Bieldside is a suburb to the west of Aberdeen City Centre, Scotland. Together with the neighbouring suburb of Cults, it is the wealthiest area in Scotland. It has one pub/restaurant, The Bieldside, a foodstore, a hairdresser, a tea room and a charity shop. The Old Deeside railway line (now the Deeside Way) passes through Bieldside, and Queen Victoria would often stop at Bieldside on her regular journeys between her summer retreat at Balmoral and the city centre.

Bieldside is attributed as one of the wealthiest areas in Scotland, and is home to the most millionaires per postcode outside London. Its residents include former UK Open winner Paul Lawrie and Stewart Milne.

== Notable residents ==
Dalhebity House, Bieldside was the home of William Smith Gill, and his daughter Ruth Roche, Baroness Fermoy was born here, later to become the maternal grandmother of Diana, Princess of Wales.

Bieldside has some of the richest people in the United Kingdom as residents, including the oil billionaire Sir Ian Wood, Stewart Milne, owner of a construction group and reported to be worth £400 million, and oil company directors Ian Suttie and Bob Keiller, who all occupy high places in the Sunday Times Rich List, worth over £50 million.

Former Deputy First Minister of Scotland Nicol Stephen was brought up in Bieldside.

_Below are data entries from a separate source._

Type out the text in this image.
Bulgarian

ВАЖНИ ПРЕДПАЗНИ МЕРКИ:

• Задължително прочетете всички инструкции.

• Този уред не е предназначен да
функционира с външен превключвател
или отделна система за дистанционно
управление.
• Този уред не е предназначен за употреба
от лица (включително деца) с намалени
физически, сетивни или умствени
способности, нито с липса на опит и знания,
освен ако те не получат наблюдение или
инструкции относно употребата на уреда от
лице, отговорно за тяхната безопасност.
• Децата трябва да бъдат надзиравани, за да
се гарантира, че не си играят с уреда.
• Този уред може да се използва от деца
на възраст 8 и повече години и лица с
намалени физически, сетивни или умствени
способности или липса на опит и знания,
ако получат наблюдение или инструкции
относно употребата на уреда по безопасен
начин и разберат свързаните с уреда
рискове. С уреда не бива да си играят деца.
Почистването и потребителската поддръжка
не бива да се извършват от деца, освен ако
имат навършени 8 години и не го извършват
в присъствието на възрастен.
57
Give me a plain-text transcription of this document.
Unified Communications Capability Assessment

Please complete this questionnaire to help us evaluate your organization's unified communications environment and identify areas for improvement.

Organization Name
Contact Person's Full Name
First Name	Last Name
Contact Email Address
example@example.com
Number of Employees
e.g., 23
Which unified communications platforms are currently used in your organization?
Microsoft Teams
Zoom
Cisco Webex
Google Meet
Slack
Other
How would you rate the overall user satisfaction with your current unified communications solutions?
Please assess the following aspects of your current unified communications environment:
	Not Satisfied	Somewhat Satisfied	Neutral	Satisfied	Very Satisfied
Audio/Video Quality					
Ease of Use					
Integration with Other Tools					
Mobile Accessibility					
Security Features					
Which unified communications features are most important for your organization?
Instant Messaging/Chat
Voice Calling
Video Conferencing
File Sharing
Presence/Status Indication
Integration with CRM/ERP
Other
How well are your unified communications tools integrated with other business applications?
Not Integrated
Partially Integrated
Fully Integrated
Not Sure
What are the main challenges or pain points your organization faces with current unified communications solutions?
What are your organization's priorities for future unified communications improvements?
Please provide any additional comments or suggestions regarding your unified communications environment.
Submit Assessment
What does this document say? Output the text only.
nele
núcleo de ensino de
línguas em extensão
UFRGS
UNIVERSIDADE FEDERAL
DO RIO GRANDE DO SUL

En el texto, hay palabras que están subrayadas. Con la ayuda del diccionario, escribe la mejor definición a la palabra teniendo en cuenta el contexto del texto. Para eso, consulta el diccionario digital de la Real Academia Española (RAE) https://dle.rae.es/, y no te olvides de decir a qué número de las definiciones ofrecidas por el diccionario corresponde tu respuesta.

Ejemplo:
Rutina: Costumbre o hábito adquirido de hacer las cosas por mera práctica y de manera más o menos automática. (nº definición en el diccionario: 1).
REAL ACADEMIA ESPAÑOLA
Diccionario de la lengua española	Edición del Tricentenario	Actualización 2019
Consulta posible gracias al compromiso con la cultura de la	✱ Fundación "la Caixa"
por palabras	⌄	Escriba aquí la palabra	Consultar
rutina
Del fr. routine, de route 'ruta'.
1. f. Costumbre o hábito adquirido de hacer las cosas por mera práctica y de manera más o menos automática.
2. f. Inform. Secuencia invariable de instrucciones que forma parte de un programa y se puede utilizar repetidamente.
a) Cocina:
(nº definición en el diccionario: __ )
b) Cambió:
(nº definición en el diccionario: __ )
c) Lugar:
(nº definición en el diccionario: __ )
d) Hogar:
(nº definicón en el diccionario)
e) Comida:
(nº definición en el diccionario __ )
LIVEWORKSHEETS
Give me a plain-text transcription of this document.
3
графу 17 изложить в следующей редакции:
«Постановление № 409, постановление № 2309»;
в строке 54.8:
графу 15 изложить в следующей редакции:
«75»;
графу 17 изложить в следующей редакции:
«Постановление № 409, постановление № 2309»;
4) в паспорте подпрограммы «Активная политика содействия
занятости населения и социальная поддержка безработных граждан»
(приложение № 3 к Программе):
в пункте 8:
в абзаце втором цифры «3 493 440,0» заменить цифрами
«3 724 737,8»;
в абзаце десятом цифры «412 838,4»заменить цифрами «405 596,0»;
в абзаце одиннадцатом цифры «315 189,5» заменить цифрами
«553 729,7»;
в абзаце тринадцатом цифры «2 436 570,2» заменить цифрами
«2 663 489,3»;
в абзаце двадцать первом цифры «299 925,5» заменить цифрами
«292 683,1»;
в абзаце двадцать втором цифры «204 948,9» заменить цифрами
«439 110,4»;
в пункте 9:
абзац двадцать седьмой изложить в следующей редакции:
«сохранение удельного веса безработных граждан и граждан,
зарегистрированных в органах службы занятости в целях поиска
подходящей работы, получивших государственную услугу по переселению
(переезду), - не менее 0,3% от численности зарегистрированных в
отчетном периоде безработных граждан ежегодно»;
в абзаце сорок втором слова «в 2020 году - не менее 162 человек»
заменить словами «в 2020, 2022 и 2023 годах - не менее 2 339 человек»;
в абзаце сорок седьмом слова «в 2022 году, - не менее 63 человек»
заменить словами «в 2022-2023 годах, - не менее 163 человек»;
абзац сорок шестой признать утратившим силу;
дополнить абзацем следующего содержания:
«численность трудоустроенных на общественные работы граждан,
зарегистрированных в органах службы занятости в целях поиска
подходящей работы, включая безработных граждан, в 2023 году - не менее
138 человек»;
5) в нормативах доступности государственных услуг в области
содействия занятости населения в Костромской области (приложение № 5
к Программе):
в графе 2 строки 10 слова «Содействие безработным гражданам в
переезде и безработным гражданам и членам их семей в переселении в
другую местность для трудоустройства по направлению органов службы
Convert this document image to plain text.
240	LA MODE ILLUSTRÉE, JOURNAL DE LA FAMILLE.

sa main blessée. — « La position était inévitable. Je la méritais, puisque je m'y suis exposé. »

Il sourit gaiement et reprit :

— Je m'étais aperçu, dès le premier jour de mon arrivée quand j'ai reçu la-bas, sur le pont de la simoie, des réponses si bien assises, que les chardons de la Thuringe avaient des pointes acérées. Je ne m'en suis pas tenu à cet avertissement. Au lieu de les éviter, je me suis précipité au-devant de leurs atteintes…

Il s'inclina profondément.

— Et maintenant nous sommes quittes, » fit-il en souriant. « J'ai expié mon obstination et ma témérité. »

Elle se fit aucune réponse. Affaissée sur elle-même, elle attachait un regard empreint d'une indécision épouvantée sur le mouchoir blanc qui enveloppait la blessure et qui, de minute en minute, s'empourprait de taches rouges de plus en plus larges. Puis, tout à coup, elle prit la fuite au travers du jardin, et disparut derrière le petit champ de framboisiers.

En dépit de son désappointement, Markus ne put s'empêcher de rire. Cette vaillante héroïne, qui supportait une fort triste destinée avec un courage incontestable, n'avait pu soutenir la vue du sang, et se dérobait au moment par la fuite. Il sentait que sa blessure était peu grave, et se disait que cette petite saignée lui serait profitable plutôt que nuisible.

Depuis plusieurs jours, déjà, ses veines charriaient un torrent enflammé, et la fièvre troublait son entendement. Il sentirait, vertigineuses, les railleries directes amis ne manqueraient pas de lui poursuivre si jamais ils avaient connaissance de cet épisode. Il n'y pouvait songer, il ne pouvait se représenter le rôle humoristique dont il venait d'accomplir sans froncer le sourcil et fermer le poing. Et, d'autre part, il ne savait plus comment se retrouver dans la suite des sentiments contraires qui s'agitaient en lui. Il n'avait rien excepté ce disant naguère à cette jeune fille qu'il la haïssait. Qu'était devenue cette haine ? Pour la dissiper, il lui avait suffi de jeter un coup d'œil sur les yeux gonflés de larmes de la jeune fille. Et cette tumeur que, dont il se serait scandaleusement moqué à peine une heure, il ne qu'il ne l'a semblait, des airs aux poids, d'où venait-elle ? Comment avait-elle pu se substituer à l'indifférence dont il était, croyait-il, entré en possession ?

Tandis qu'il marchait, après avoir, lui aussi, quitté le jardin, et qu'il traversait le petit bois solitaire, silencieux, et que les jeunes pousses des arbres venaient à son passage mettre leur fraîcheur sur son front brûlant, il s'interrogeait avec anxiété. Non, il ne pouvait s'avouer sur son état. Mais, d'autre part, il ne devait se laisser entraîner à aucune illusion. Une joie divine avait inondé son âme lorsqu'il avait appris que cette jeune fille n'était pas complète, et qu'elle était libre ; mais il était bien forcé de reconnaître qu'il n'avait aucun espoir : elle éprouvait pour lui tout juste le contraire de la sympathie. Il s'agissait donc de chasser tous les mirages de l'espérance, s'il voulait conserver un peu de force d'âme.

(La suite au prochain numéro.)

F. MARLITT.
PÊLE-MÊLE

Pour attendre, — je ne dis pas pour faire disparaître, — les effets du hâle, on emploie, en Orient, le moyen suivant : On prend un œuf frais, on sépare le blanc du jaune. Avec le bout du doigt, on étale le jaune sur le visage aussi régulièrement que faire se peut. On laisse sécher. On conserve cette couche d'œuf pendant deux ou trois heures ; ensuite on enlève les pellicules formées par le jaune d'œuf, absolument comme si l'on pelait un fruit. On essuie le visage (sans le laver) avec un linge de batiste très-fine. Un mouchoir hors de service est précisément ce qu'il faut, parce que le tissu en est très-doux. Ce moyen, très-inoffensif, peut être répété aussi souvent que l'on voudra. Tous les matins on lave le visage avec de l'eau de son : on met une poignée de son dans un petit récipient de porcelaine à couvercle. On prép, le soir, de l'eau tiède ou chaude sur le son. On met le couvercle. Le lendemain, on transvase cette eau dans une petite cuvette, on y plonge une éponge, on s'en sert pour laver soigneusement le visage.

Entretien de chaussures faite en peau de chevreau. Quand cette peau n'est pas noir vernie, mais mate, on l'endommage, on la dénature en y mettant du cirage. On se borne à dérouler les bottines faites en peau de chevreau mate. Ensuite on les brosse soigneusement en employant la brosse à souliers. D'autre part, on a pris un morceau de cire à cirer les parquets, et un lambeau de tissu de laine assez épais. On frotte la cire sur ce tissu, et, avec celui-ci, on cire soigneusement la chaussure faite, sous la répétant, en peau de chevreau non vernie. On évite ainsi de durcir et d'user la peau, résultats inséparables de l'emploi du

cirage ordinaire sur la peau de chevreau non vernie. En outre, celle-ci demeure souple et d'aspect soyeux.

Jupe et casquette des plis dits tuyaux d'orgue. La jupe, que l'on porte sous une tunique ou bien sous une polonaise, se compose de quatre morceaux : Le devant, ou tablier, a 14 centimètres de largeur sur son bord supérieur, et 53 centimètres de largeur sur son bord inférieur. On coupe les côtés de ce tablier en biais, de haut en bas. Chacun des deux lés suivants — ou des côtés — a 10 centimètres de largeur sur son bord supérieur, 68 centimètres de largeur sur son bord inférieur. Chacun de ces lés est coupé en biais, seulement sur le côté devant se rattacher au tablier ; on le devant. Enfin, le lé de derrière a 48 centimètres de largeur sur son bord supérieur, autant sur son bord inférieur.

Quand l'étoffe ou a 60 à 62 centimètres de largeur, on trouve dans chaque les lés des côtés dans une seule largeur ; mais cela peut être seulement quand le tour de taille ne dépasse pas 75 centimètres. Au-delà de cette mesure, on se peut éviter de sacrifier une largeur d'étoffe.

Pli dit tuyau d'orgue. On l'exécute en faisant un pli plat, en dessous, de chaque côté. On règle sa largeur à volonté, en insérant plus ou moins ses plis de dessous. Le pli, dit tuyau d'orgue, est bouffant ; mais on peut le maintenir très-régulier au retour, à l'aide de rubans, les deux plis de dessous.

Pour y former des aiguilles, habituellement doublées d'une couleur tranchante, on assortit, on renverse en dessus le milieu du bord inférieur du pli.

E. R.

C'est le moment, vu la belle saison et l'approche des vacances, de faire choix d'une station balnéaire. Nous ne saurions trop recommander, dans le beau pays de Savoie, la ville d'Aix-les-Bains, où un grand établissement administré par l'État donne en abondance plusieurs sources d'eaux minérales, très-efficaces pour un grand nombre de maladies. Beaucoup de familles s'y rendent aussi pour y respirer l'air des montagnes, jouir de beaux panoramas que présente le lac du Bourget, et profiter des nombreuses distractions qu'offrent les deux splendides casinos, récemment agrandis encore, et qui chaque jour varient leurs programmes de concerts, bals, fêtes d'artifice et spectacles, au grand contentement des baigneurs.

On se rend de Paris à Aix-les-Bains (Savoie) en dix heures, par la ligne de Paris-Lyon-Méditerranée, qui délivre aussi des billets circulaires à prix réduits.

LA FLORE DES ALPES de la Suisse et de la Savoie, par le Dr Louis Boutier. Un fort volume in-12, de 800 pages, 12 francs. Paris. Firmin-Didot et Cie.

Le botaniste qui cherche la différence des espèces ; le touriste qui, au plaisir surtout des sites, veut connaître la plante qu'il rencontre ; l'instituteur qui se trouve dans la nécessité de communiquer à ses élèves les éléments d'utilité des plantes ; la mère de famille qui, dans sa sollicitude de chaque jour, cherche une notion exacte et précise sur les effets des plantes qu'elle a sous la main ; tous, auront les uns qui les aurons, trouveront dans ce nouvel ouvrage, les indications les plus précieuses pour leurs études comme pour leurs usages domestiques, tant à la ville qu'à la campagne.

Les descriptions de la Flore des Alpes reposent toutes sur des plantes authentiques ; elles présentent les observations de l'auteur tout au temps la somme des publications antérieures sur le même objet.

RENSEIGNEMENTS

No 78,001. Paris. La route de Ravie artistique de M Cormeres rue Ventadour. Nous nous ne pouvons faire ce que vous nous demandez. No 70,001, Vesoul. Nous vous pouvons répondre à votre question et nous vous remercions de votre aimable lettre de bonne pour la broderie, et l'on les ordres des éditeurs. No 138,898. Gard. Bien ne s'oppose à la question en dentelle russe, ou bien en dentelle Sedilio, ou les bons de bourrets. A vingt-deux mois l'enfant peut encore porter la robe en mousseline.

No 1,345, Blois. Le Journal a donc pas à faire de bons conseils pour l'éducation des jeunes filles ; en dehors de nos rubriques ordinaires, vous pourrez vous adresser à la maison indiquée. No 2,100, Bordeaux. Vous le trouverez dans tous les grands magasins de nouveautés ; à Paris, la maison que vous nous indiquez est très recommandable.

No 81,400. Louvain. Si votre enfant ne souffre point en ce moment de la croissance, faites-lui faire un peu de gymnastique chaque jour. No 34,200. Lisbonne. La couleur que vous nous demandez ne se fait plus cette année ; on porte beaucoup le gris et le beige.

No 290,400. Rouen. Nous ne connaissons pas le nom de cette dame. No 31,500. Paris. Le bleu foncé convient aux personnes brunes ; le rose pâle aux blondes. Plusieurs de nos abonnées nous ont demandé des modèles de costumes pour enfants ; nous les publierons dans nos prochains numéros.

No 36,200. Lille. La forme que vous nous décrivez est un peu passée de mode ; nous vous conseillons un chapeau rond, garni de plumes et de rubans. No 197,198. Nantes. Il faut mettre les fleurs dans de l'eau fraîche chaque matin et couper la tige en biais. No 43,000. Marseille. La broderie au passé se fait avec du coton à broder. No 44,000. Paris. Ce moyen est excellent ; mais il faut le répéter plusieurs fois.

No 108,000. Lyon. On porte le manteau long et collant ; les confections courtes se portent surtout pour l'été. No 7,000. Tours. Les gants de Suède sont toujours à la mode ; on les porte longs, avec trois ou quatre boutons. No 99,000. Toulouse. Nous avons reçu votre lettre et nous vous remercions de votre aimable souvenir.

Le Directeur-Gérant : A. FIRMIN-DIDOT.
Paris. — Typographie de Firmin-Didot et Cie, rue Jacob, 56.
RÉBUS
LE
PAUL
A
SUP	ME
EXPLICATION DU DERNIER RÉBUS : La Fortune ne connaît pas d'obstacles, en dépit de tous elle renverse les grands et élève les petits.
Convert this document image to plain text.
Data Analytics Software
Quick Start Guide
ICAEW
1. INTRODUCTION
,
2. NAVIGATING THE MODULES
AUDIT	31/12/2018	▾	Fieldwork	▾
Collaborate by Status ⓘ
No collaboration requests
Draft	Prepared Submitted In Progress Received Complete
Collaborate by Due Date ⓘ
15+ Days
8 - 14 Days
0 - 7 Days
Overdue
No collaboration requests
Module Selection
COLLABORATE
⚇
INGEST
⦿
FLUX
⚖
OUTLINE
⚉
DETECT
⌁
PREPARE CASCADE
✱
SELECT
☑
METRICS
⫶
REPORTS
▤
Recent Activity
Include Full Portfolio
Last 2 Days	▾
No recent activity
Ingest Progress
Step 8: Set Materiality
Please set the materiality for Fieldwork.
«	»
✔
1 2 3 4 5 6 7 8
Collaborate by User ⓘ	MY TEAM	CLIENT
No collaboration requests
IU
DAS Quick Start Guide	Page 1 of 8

The Bieldside postcode area has the most millionaires outside London.

== Prehistory ==
The Bieldside Cairn (OS Grid reference. NJ 883 028) is a large prehistoric burial cairn, now located within a housing estate.

== Education ==

Bieldside houses many English and Americans in the oil profession. The majority of Bieldside children go to Cults Primary School, then on to Cults Academy or nearby International School of Aberdeen or Private Schools in the city centre. Cults Academy pupils achieve extremely high Standard Grade and Higher exam results and in 2008 received The Sunday Times Scottish State Secondary School of the Year Award and in recent history has never dropped out of the top three schools in Scotland.

== Disability Centres ==

There are two Camphill Communities at Bieldside, Newton Dee Village and a set of Camphill schools known as Murtle Estate for 3 to 19 year olds, providing Curative Education for those with learning disabilities, including deprivation and autism. Another Camphill school (Camphill Estate) is in nearby Milltimber.